Sempre achei atraente a curva de seu rosto anguloso, as linhas que contornavam seus olhos dourados, e até mesmo aquele cabelo escuro e desgrenhado que ele não se importava em arrumar.
Olhar para ele era como estar sempre voando nas costas de um grifo, o frio na barriga nunca ia embora, e talvez eu devesse me acostumar a isso, já que aparentemente esse sentimento era mais antigo do que eu poderia me lembrar.
Mas agora, meus olhos também eram os olhos de Griffin, e minha alma era tão valiosa quanto a que Kian sempre carregou.
Ele era Misac.
Um líder e um guerreiro voraz.
E eu não conseguia olhá-lo sem que meu coração sangrasse por ele não ter me contado a verdade antes. E eu não podia ignorar a decepção que sentia, e o medo que me consumia naquele instante.
- Desculpe-me, Lynn - disse Vizeu, retornando a biblioteca - não temos mais tempo. Hazor está nesse momento marchando para as suas terras com um exército maior do que a própria Ghalan. Precisa se preparar.
- Acabei de descobrir o que sou, Vizeu. Me deixa ao menos pensar - minha voz estava rouca e irritadiça, era como se o poder em minhas veias tivesse acordado, eu sentia toda aquela magia se movendo - Aliás, ainda não sei se confio em você.
- Compreendo. - Vizeu circundou a mesa até estar diante de mim - vou prová-la que mereço sua confiança, vou conquistá-la novamente. Me deixe redimir todos os meus erros, irmã.
- Não me chame assim! Eu não tenho irmãos.
Vizeu deu um passo para trás, como se eu o tivesse ferido. Não queria dizer aquelas coisas, mas estava furiosa com toda a verdade sendo despejada na minha cara de um vez só.
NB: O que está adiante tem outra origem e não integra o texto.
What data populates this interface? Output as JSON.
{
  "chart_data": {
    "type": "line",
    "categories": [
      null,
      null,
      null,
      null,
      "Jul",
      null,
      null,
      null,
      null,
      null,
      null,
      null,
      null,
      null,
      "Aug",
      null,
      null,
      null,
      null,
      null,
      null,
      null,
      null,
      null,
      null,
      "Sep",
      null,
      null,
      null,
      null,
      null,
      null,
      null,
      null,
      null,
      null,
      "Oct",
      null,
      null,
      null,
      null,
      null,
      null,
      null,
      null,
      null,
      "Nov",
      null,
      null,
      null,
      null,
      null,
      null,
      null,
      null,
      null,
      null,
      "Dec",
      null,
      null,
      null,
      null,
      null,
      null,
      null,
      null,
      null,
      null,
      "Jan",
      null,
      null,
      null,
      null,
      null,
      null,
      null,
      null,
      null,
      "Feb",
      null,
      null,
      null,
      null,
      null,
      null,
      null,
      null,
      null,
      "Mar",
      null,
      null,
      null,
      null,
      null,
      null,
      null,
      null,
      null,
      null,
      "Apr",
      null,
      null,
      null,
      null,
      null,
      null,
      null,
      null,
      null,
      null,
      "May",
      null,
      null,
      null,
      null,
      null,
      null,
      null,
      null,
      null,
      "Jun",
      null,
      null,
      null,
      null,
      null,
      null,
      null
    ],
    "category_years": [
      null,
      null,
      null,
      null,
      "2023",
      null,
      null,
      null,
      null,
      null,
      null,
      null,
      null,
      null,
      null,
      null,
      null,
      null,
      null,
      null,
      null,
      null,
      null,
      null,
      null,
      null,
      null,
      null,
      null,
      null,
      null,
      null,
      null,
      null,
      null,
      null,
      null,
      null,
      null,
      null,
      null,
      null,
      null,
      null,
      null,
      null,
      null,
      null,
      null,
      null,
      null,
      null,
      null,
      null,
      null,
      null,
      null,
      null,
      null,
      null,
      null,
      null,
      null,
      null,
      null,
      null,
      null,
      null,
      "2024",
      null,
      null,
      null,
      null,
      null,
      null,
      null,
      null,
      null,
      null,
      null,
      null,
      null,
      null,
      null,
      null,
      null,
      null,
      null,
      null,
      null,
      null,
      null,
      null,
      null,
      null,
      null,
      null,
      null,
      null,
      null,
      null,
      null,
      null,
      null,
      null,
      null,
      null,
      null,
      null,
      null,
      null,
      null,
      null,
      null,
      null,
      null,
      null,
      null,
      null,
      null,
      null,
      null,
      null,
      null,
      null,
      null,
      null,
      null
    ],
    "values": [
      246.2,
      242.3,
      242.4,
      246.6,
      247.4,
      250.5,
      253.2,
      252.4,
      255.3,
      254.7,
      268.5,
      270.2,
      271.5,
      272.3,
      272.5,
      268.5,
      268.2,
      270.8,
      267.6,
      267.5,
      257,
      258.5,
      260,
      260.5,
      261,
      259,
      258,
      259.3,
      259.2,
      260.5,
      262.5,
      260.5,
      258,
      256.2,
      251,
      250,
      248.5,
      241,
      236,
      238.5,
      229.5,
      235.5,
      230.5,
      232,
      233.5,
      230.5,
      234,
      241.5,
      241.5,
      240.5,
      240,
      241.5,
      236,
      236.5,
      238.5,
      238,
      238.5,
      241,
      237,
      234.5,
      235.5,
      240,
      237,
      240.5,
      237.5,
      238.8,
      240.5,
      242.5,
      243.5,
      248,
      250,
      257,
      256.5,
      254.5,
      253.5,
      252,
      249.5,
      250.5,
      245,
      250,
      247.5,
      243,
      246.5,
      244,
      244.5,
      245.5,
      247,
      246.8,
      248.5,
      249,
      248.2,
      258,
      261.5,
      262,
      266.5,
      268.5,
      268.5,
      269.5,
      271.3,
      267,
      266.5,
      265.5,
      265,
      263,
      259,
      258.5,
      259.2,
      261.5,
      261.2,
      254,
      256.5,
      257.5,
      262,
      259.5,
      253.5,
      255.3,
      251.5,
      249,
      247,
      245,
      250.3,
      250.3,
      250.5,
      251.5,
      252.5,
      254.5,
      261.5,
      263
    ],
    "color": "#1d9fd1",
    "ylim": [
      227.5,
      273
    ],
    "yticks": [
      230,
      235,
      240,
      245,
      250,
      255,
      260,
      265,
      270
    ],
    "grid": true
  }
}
Eu não odiava ser quem eu era, só queria ter descoberto a verdade antes, assim eu saberia o que enfrentar.
Minha missão até aquele momento era ser uma ponte para a magia, eu só precisava encontrar Griffin e devolver seu poder. Mas agora eu era a fonte e a esperança, era eu que deveria salvar Keevard de tiranos mentirosos, antigos e extremamente poderosos. Que por infortúnio do destino, tinham o meu sangue.
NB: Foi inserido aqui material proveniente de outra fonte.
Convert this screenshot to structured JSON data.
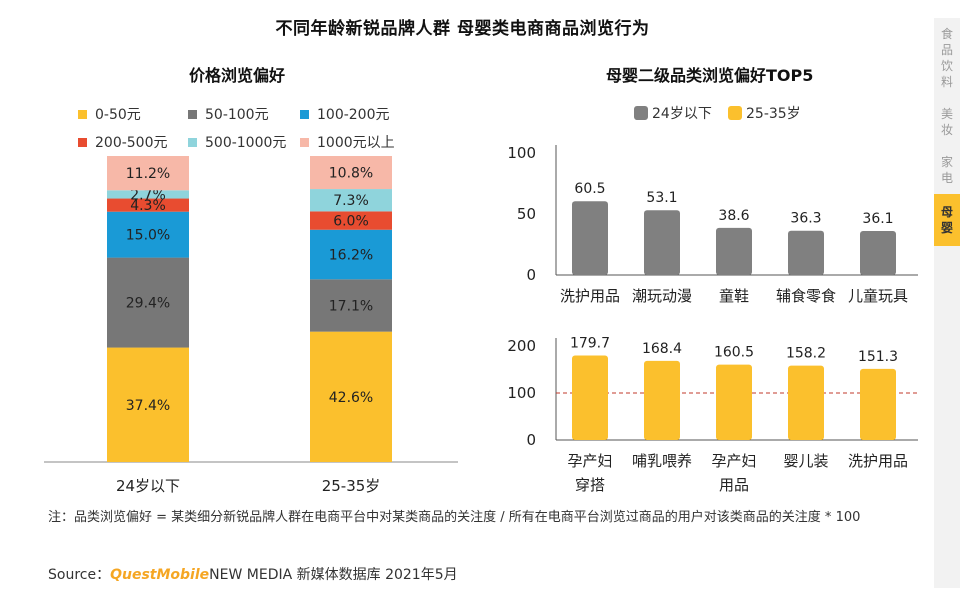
{
  "title": "不同年龄新锐品牌人群 母婴类电商商品浏览行为",
  "left_subtitle": "价格浏览偏好",
  "right_subtitle": "母婴二级品类浏览偏好TOP5",
  "price_legend": [
    {
      "label": "0-50元",
      "color": "#fbc02d"
    },
    {
      "label": "50-100元",
      "color": "#777777"
    },
    {
      "label": "100-200元",
      "color": "#1a9ad6"
    },
    {
      "label": "200-500元",
      "color": "#e84c30"
    },
    {
      "label": "500-1000元",
      "color": "#8fd4dc"
    },
    {
      "label": "1000元以上",
      "color": "#f7b8a8"
    }
  ],
  "age_legend": [
    {
      "label": "24岁以下",
      "color": "#808080"
    },
    {
      "label": "25-35岁",
      "color": "#fbc02d"
    }
  ],
  "side_tabs": [
    {
      "label": "食品饮料",
      "active": false
    },
    {
      "label": "美妆",
      "active": false
    },
    {
      "label": "家电",
      "active": false
    },
    {
      "label": "母婴",
      "active": true
    }
  ],
  "note": "注：品类浏览偏好 = 某类细分新锐品牌人群在电商平台中对某类商品的关注度 / 所有在电商平台浏览过商品的用户对该类商品的关注度 * 100",
  "source": {
    "prefix": "Source：",
    "brand": "QuestMobile",
    "suffix": "NEW MEDIA 新媒体数据库 2021年5月"
  },
  "chart_data": [
    {
      "type": "bar",
      "stacked": true,
      "percent": true,
      "title": "价格浏览偏好",
      "categories": [
        "24岁以下",
        "25-35岁"
      ],
      "series": [
        {
          "name": "0-50元",
          "values": [
            37.4,
            42.6
          ],
          "labels": [
            "37.4%",
            "42.6%"
          ]
        },
        {
          "name": "50-100元",
          "values": [
            29.4,
            17.1
          ],
          "labels": [
            "29.4%",
            "17.1%"
          ]
        },
        {
          "name": "100-200元",
          "values": [
            15.0,
            16.2
          ],
          "labels": [
            "15.0%",
            "16.2%"
          ]
        },
        {
          "name": "200-500元",
          "values": [
            4.3,
            6.0
          ],
          "labels": [
            "4.3%",
            "6.0%"
          ]
        },
        {
          "name": "500-1000元",
          "values": [
            2.7,
            7.3
          ],
          "labels": [
            "2.7%",
            "7.3%"
          ]
        },
        {
          "name": "1000元以上",
          "values": [
            11.2,
            10.8
          ],
          "labels": [
            "11.2%",
            "10.8%"
          ]
        }
      ]
    },
    {
      "type": "bar",
      "title": "母婴二级品类浏览偏好TOP5",
      "series_name": "24岁以下",
      "categories": [
        "洗护用品",
        "潮玩动漫",
        "童鞋",
        "辅食零食",
        "儿童玩具"
      ],
      "values": [
        60.5,
        53.1,
        38.6,
        36.3,
        36.1
      ],
      "labels": [
        "60.5",
        "53.1",
        "38.6",
        "36.3",
        "36.1"
      ],
      "ylim": [
        0,
        100
      ],
      "yticks": [
        "0",
        "50",
        "100"
      ]
    },
    {
      "type": "bar",
      "title": "母婴二级品类浏览偏好TOP5",
      "series_name": "25-35岁",
      "categories": [
        "孕产妇穿搭",
        "哺乳喂养",
        "孕产妇用品",
        "婴儿装",
        "洗护用品"
      ],
      "category_lines": [
        [
          "孕产妇",
          "穿搭"
        ],
        [
          "哺乳喂养"
        ],
        [
          "孕产妇",
          "用品"
        ],
        [
          "婴儿装"
        ],
        [
          "洗护用品"
        ]
      ],
      "values": [
        179.7,
        168.4,
        160.5,
        158.2,
        151.3
      ],
      "labels": [
        "179.7",
        "168.4",
        "160.5",
        "158.2",
        "151.3"
      ],
      "ylim": [
        0,
        200
      ],
      "yticks": [
        "0",
        "100",
        "200"
      ],
      "reference_line": 100
    }
  ]
}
- Carl, venha comigo para Ghalan, preciso da sua ajuda. - pedi a ele quando o vi escorado em uma das prateleiras da biblioteca, era o único daquela sala em quem eu realmente confiava.
- E eu disse não para você alguma vez? - ele ergueu os braços e veio em minha direção, me confortando por alguns preciosos segundos.
Era por ter ele por perto. Era como se sentir em casa novamente, apesar de saber que, de qualquer forma, aquela minha realidade iria ruir.
- Vizeu, não posso deixar de te perguntar - concentrei minha atenção nele novamente - Como sabia que eu ia achar essa passagem? Estava esperando por mim, não estava?
- Sim, Lynn. Eu estava - era estranho olhá-lo, ele parecia representar o fogo vivo com todo aquele vermelho impregnado nele, Vizeu tinha uma aparência estranhamente peculiar - Nosso pai me disse que você viria a mim quando chegasse a hora, e eu tinha certeza que seria quando Hazor estivesse com medo e isso o dominasse tanto que ele começaria a cometer erros grotescos.
- Como assim? - perguntei.
- Enquanto o desespero dele domina seu coração, ele pensou que levando o livro negro para Ghalan seria o suficiente para te destruir, já que já fez isso antes - Vizeu fez um sinal para que eu o acompanhasse, e senti Kian levantar-se de seu lugar e se prostrar ao meu lado com sua mão na bainha - Fique tranquilo, Misac, isso não é uma armadilha.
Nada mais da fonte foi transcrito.